Having back pain while sexually active is more common than many people think, but it’s often something that patients don’t talk about. When this happens, it can make sex more difficult and cause frustration for both partners.
Fortunately, there are some things you can do to reduce your pain and keep you and your partner happy.
During sex, a woman’s pelvic movements can be more or less stressful on the back depending on her position and the position of the man. Some sex positions increase spinal flexion (bending forward), which can aggravate back pain, while others decrease flexion or arching and may therefore relieve back pain.
Hormonal changes during sex can also trigger back pain in women. The sex hormone oxytocin can cause uterine contractions that cause pain in the lower back, especially if the uterus is tilted backwards. This type of pain is more common during menstruation, but can also occur during non-menstrual periods as well.
Sometimes, pain from genital activity can be a sign of sexually transmitted diseases or pelvic conditions such as endometriosis or pelvic inflammatory disease. In these cases, pain during sex will be accompanied by symptoms such as painful urination and vaginal discharge.
If a person has back pain and tries to have sex, she should be open and honest with her partner about it.

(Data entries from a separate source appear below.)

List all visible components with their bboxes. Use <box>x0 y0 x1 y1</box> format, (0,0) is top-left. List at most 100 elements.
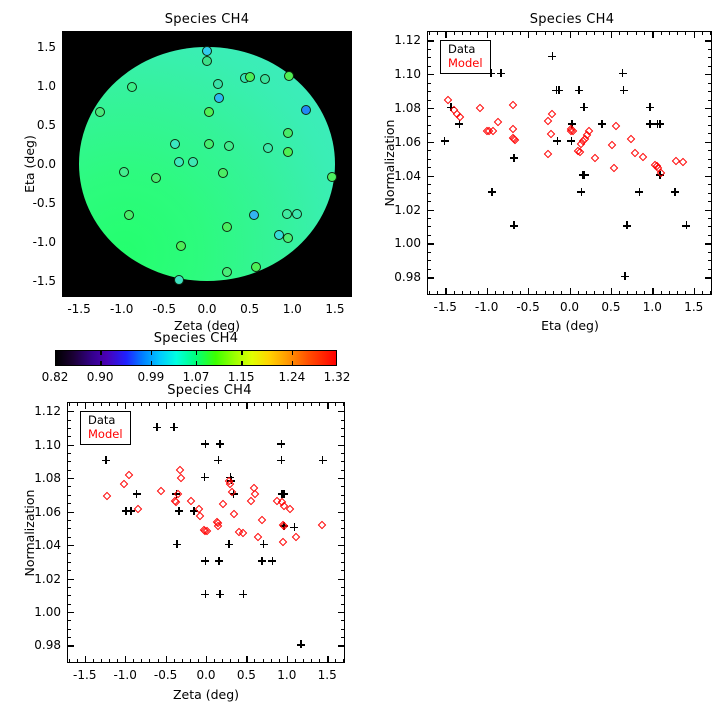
x-minor-tick <box>702 291 704 295</box>
model-point-diamond <box>508 101 517 110</box>
x-minor-tick-top <box>710 31 712 35</box>
y-minor-tick <box>427 226 431 228</box>
y-minor-tick <box>62 222 66 224</box>
x-minor-tick-top <box>258 31 260 35</box>
model-point-diamond <box>678 157 688 167</box>
data-point-plus <box>127 506 136 515</box>
x-major-tick-top <box>84 402 87 409</box>
x-minor-tick <box>232 293 234 297</box>
x-minor-tick-top <box>222 402 224 406</box>
x-minor-tick <box>660 291 662 295</box>
y-minor-tick-right <box>348 105 352 107</box>
y-tick-label: 0.0 <box>36 157 56 171</box>
data-point-plus <box>290 523 299 532</box>
y-major-tick-right <box>345 203 352 205</box>
disc-map-ylabel: Eta (deg) <box>22 135 37 193</box>
model-point-diamond <box>257 515 267 524</box>
field-point-marker <box>263 143 274 154</box>
y-major-tick <box>62 203 69 205</box>
x-minor-tick-top <box>319 402 321 406</box>
model-point-diamond <box>229 509 238 519</box>
field-point-marker <box>202 55 212 66</box>
colorbar-tick-label: 1.15 <box>227 370 255 384</box>
x-minor-tick-top <box>68 402 70 406</box>
x-major-tick <box>693 288 696 295</box>
data-point-plus <box>277 439 286 448</box>
model-point-diamond <box>176 473 186 483</box>
model-point-diamond <box>278 538 288 547</box>
colorbar-tick <box>100 361 102 366</box>
x-minor-tick <box>311 659 313 663</box>
data-point-plus <box>510 153 519 162</box>
data-point-plus <box>580 170 589 179</box>
data-point-plus <box>486 69 495 78</box>
y-minor-tick <box>62 252 66 253</box>
field-point-marker <box>260 73 270 84</box>
y-tick-label: 0.5 <box>36 117 56 132</box>
y-minor-tick-right <box>708 167 712 169</box>
eta-scatter-plot-area[interactable] <box>427 31 712 295</box>
x-tick-label: 1.5 <box>684 300 704 314</box>
field-point-marker <box>248 209 259 220</box>
x-tick-label: -1.0 <box>474 300 499 314</box>
x-minor-tick <box>215 293 217 297</box>
y-minor-tick <box>62 75 66 77</box>
y-major-tick <box>67 578 74 580</box>
x-major-tick <box>327 656 329 663</box>
y-minor-tick-right <box>348 252 352 253</box>
x-minor-tick-top <box>172 31 174 35</box>
x-minor-tick <box>544 291 546 295</box>
x-minor-tick-top <box>157 402 159 406</box>
x-minor-tick <box>294 659 296 663</box>
x-minor-tick <box>149 659 151 663</box>
field-point-marker <box>292 209 303 220</box>
y-minor-tick <box>427 150 431 152</box>
field-point-marker <box>244 72 255 83</box>
y-minor-tick <box>62 105 66 107</box>
y-tick-label: 1.12 <box>394 33 421 48</box>
y-minor-tick-right <box>348 66 352 68</box>
x-minor-tick-top <box>215 31 217 35</box>
x-minor-tick <box>68 659 70 663</box>
y-minor-tick <box>62 212 66 214</box>
x-minor-tick <box>270 659 272 663</box>
field-point-marker <box>222 221 233 232</box>
x-minor-tick-top <box>181 402 183 406</box>
y-minor-tick <box>62 232 66 234</box>
y-minor-tick-right <box>341 427 345 429</box>
y-major-tick <box>67 478 74 480</box>
x-major-tick-top <box>206 402 208 409</box>
x-major-tick-top <box>327 402 329 409</box>
x-minor-tick-top <box>189 31 191 35</box>
x-minor-tick-top <box>602 31 604 35</box>
y-minor-tick <box>67 553 71 555</box>
x-minor-tick-top <box>644 31 646 35</box>
y-major-tick-right <box>338 478 345 480</box>
x-major-tick <box>569 288 571 295</box>
zeta-scatter-plot-area[interactable] <box>67 402 345 663</box>
y-minor-tick-right <box>708 65 712 67</box>
data-point-plus <box>201 556 210 565</box>
y-tick-label: 1.10 <box>394 67 421 82</box>
model-point-diamond <box>607 140 617 150</box>
y-minor-tick-right <box>348 271 352 273</box>
y-major-tick <box>427 175 434 177</box>
y-minor-tick-right <box>708 226 712 228</box>
data-point-plus <box>655 119 664 128</box>
y-minor-tick <box>427 91 431 93</box>
model-point-diamond <box>626 134 636 144</box>
x-major-tick <box>286 656 289 663</box>
data-point-plus <box>510 221 519 230</box>
data-point-plus <box>174 506 183 515</box>
y-major-tick-right <box>705 74 712 76</box>
x-minor-tick <box>189 659 191 663</box>
y-minor-tick-right <box>708 268 712 270</box>
x-minor-tick <box>254 659 256 663</box>
x-minor-tick-top <box>300 31 302 35</box>
colorbar-tick <box>150 361 153 366</box>
x-minor-tick <box>96 293 98 297</box>
x-minor-tick <box>138 293 140 297</box>
field-point-marker <box>300 105 311 116</box>
x-major-tick-top <box>693 31 696 38</box>
y-major-tick-right <box>345 124 352 127</box>
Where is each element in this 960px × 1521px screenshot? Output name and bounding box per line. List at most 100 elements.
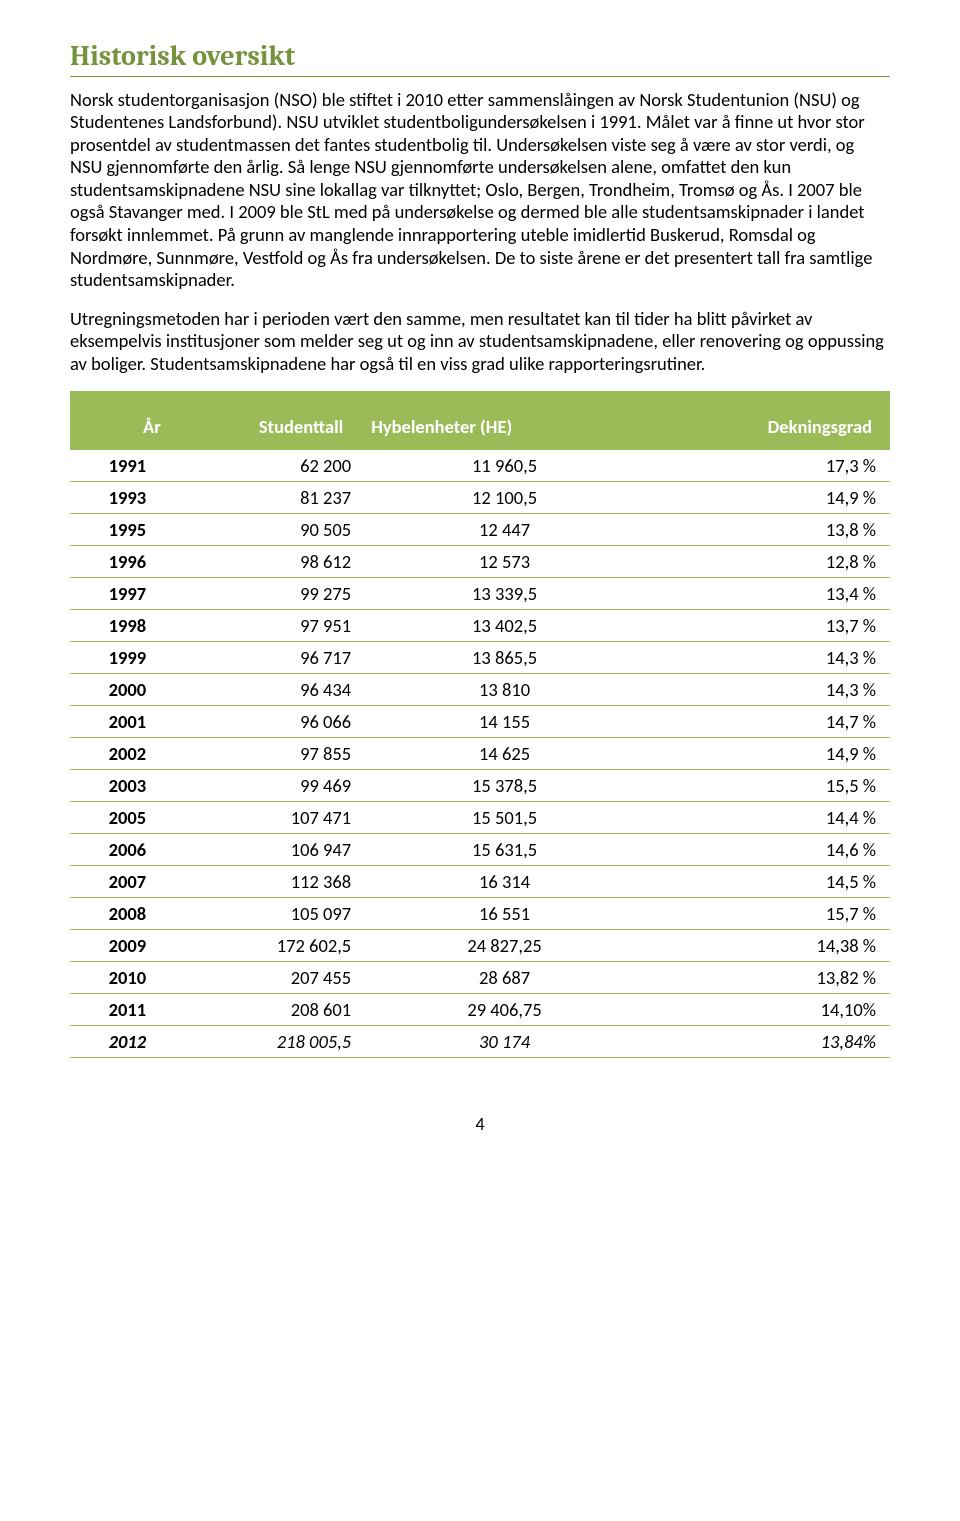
- table-cell: 14 155: [365, 706, 644, 738]
- table-cell: 13 865,5: [365, 642, 644, 674]
- table-cell: 1993: [70, 482, 185, 514]
- table-row: 2008105 09716 55115,7 %: [70, 898, 890, 930]
- table-row: 199381 23712 100,514,9 %: [70, 482, 890, 514]
- table-cell: 1991: [70, 449, 185, 482]
- table-cell: 105 097: [185, 898, 365, 930]
- table-row: 199698 61212 57312,8 %: [70, 546, 890, 578]
- table-cell: 99 469: [185, 770, 365, 802]
- table-cell: 13 810: [365, 674, 644, 706]
- col-header-hybelenheter: Hybelenheter (HE): [365, 405, 644, 449]
- col-header-year: År: [70, 405, 185, 449]
- table-row: 199799 27513 339,513,4 %: [70, 578, 890, 610]
- table-cell: 2011: [70, 994, 185, 1026]
- table-row: 200297 85514 62514,9 %: [70, 738, 890, 770]
- table-cell: 14,3 %: [644, 674, 890, 706]
- table-cell: 2001: [70, 706, 185, 738]
- table-cell: 30 174: [365, 1026, 644, 1058]
- table-cell: 208 601: [185, 994, 365, 1026]
- table-cell: 17,3 %: [644, 449, 890, 482]
- table-cell: 98 612: [185, 546, 365, 578]
- table-cell: 97 951: [185, 610, 365, 642]
- table-cell: 12 447: [365, 514, 644, 546]
- table-cell: 1996: [70, 546, 185, 578]
- table-row: 2012218 005,530 17413,84%: [70, 1026, 890, 1058]
- table-cell: 2003: [70, 770, 185, 802]
- table-row: 199996 71713 865,514,3 %: [70, 642, 890, 674]
- table-row: 2007112 36816 31414,5 %: [70, 866, 890, 898]
- table-cell: 29 406,75: [365, 994, 644, 1026]
- table-cell: 2007: [70, 866, 185, 898]
- table-row: 200096 43413 81014,3 %: [70, 674, 890, 706]
- table-row: 199590 50512 44713,8 %: [70, 514, 890, 546]
- table-cell: 2012: [70, 1026, 185, 1058]
- paragraph-1: Norsk studentorganisasjon (NSO) ble stif…: [70, 89, 890, 292]
- table-cell: 14,10%: [644, 994, 890, 1026]
- table-cell: 15,7 %: [644, 898, 890, 930]
- table-cell: 12 100,5: [365, 482, 644, 514]
- table-cell: 13,8 %: [644, 514, 890, 546]
- table-header-row: År Studenttall Hybelenheter (HE) Dekning…: [70, 405, 890, 449]
- table-row: 2005107 47115 501,514,4 %: [70, 802, 890, 834]
- table-cell: 81 237: [185, 482, 365, 514]
- table-cell: 24 827,25: [365, 930, 644, 962]
- section-heading: Historisk oversikt: [70, 40, 890, 77]
- table-cell: 106 947: [185, 834, 365, 866]
- table-cell: 14,9 %: [644, 738, 890, 770]
- table-header-spacer: [70, 391, 890, 405]
- table-cell: 15 501,5: [365, 802, 644, 834]
- table-cell: 11 960,5: [365, 449, 644, 482]
- table-cell: 13,4 %: [644, 578, 890, 610]
- table-row: 2010207 45528 68713,82 %: [70, 962, 890, 994]
- table-cell: 12 573: [365, 546, 644, 578]
- table-cell: 62 200: [185, 449, 365, 482]
- table-cell: 96 717: [185, 642, 365, 674]
- table-cell: 14,6 %: [644, 834, 890, 866]
- table-cell: 13,82 %: [644, 962, 890, 994]
- historical-table: År Studenttall Hybelenheter (HE) Dekning…: [70, 391, 890, 1058]
- paragraph-2: Utregningsmetoden har i perioden vært de…: [70, 308, 890, 376]
- table-cell: 107 471: [185, 802, 365, 834]
- table-cell: 1997: [70, 578, 185, 610]
- table-cell: 14 625: [365, 738, 644, 770]
- table-cell: 2000: [70, 674, 185, 706]
- table-cell: 2006: [70, 834, 185, 866]
- table-cell: 12,8 %: [644, 546, 890, 578]
- table-row: 200399 46915 378,515,5 %: [70, 770, 890, 802]
- table-cell: 90 505: [185, 514, 365, 546]
- table-cell: 2008: [70, 898, 185, 930]
- table-cell: 218 005,5: [185, 1026, 365, 1058]
- table-cell: 96 066: [185, 706, 365, 738]
- table-row: 2009172 602,524 827,2514,38 %: [70, 930, 890, 962]
- table-cell: 172 602,5: [185, 930, 365, 962]
- table-row: 2006106 94715 631,514,6 %: [70, 834, 890, 866]
- table-cell: 2009: [70, 930, 185, 962]
- col-header-dekningsgrad: Dekningsgrad: [644, 405, 890, 449]
- table-cell: 112 368: [185, 866, 365, 898]
- page-container: Historisk oversikt Norsk studentorganisa…: [0, 0, 960, 1185]
- table-cell: 14,3 %: [644, 642, 890, 674]
- table-cell: 2002: [70, 738, 185, 770]
- table-cell: 14,38 %: [644, 930, 890, 962]
- table-cell: 14,5 %: [644, 866, 890, 898]
- table-row: 199897 95113 402,513,7 %: [70, 610, 890, 642]
- table-cell: 13 339,5: [365, 578, 644, 610]
- table-cell: 13,7 %: [644, 610, 890, 642]
- table-row: 200196 06614 15514,7 %: [70, 706, 890, 738]
- table-cell: 15 631,5: [365, 834, 644, 866]
- table-cell: 2005: [70, 802, 185, 834]
- table-cell: 16 314: [365, 866, 644, 898]
- table-cell: 28 687: [365, 962, 644, 994]
- table-cell: 207 455: [185, 962, 365, 994]
- table-row: 2011208 60129 406,7514,10%: [70, 994, 890, 1026]
- table-cell: 96 434: [185, 674, 365, 706]
- table-body: 199162 20011 960,517,3 %199381 23712 100…: [70, 449, 890, 1058]
- table-cell: 15,5 %: [644, 770, 890, 802]
- table-cell: 1998: [70, 610, 185, 642]
- table-cell: 14,7 %: [644, 706, 890, 738]
- table-cell: 97 855: [185, 738, 365, 770]
- table-cell: 99 275: [185, 578, 365, 610]
- page-number: 4: [70, 1113, 890, 1135]
- table-cell: 1995: [70, 514, 185, 546]
- table-cell: 14,9 %: [644, 482, 890, 514]
- table-cell: 13,84%: [644, 1026, 890, 1058]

She should also be sure to limit her sexual activity to a safe level of intensity, and try to avoid positions that are known to aggravate her back pain. If she continues to experience back pain after sex, it is best to consult with a physician for advice. It is important to note that pain during sex should never be ignored as it can cause problems in the sexual relationship and erode trust.
Back pain can make sexual activity uncomfortable, and for some people it may even cause them to stop having sex altogether. This can have a negative effect on a couple’s relationship. Couples should learn to communicate about their sex needs and try new positions until they find ones that work for both of them. Having open communication will help to reduce tension and prevent the problems that can arise from miscommunication.
In some cases, lower back pain after sex can be a sign of an underlying medical problem. For instance, females with pelvic inflammatory disease may experience lower back pain during sex because of a bacterial infection in their reproductive organs. This condition can cause painful urination and vaginal discharge, as well as other symptoms such as pain in the abdomen, groin area, or lower legs.
Pregnancy can also lead to back pain because of the way that it changes a woman’s posture. This puts extra strain on the back and can contribute to the development of herniated discs. Pregnant women should be sure to talk with their doctors about the risks of back pain during sex and about the positions that may be best for them. In some cases, the doctor may be able to recommend medications that will help alleviate the pain. In other cases, the doctor might suggest some exercises that can help relieve the pain.
A woman experiencing pain during sexual activity should visit a gynecologist to rule out pelvic issues such as endometriosis or pelvic inflammatory disease. She should also seek a diagnosis if the back pain persists or gets worse, as this could indicate a medical problem like a herniated disc.
Physical therapy can help relieve pain from sex-related back issues. The goal of the therapy is to strengthen core muscles and improve posture. This can reduce the strain on the lower back muscles, allowing women to have sexual experiences without putting excessive pressure on their backs.
Over-the-counter pain medication can provide short-term relief. Taking nonsteroidal anti-inflammatory drugs such as ibuprofen can reduce pain and inflammation, as well as increase flexibility in the lumbar spine. If the pain persists, a doctor may prescribe stronger prescription pain medications or perform a spinal manipulation to improve spinal alignment and reduce pain.
Talking openly about sex and back pain can make the experience more enjoyable for both partners. A woman should explain her back pain to her partner and suggest positions that might be less taxing on the spine, such as a missionary position where she keeps her knees bent. A man should also be open to changing long-standing sexual positions in order to find a comfortable alternative that does not trigger back pain.
People with back pain should try sex positions that place less strain on the spine. A physical therapist can suggest suitable positions. Taking a hot shower and taking an over the counter pain reliever before sexual activity can also help reduce muscle spasms that can increase back strain. It is important to communicate with your partner and try different positions to find the one that is most comfortable for both of you.
It is a myth that lower back pain after sex is always a sign of a serious medical condition. It can be caused by simple muscular strain or an underlying condition such as endometriosis or pelvic inflammatory disease. In such cases, a doctor can perform a pelvic exam and prescribe appropriate treatment.
Sometimes pain after sex may be caused by bacteria forced up into a woman’s urinary tract and result in a urinary tract infection (UTI). These infections can cause a lot of pain, especially on passing urine, so it is important to see a doctor for treatment as soon as possible.
Sexually transmitted diseases such as herpes and genital warts can also cause back pain in women. These conditions can be prevented by practicing safe sex. Sexually transmitted infections are preventable by using condoms, avoiding unprotected sex and practicing good hygiene. In addition, a person can take anti-inflammatory medications to ease the pain.